I was thinking about this problem recently:
Let $T$ be a self-adjoint operator on $L^2((-1,1),d x)$. Now you define an operator $G$ by $G(f) := T(\frac{f}{(1-x^2)})$ with $\operatorname{dom}(G):=\{f \in L^2(-1,1); \frac{f}{(1-x^2)} \in \operatorname{dom}(T)\}$. Is this operator also self-adjoint then?

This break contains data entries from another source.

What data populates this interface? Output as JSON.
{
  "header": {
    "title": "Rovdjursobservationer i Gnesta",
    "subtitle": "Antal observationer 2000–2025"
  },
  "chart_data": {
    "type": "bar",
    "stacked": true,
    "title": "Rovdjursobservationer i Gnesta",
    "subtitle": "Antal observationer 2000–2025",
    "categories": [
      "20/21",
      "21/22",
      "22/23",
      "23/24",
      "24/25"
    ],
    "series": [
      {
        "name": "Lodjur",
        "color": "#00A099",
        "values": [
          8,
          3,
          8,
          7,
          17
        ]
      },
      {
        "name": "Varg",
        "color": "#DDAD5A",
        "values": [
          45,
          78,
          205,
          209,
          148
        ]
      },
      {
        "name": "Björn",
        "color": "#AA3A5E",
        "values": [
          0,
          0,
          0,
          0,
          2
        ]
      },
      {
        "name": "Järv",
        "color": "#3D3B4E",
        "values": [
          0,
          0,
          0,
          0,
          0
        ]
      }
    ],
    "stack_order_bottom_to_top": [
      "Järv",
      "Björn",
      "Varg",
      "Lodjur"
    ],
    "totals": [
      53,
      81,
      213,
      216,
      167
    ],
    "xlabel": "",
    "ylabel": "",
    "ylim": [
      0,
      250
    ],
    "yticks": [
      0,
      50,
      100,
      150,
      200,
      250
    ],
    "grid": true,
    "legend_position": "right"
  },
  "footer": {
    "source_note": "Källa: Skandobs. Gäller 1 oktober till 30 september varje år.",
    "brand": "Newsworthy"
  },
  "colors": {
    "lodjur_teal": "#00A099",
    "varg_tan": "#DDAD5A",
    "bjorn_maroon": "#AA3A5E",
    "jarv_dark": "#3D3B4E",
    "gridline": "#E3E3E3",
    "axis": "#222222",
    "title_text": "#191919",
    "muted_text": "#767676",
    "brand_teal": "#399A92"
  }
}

Of course this question could be easily generalized, but I wanted to ask this example first
On
I do not think it is self-adjoint in general. If you define the operator $\mathcal{O}$ by $\mathcal{O}f(x) = \dfrac{f(x)}{1-x^2}$, then $G = T\mathcal{O}$. $\mathcal{O}$ is a self-adjoint operator which you can see pretty easily. It is a general result that if $A,B$ are self-adjoint, $AB$ is self-adjoint if and only if $A$ and $B$ commute. Hence $G = T\mathcal{O}$ is self-adjoint if and only if $T$ and $\mathcal{O}$ commute. Without knowing what $T$ is exactly, there's no way to guarantee that $G$ is self-adjoint. If $T = -i\frac{d}{dx}$, then $G$ isn't necessarily self-adjoint but if $Tf(x) = t(x)f(x)$ for some function $t$, then $G$ is self-adjoint.
Essentially, you need to check that $\forall f,g\in dom(G)\cap dom(T)$ you have $$(f,T[g]/\phi) = (f,T[g/\phi]),$$ where $(\cdot,\cdot)$ is a scalar product in $L^2$ and $\phi$ is the function $\frac{1}{1-x^2}$.
I don't quite see how it could be possible for generic $T$.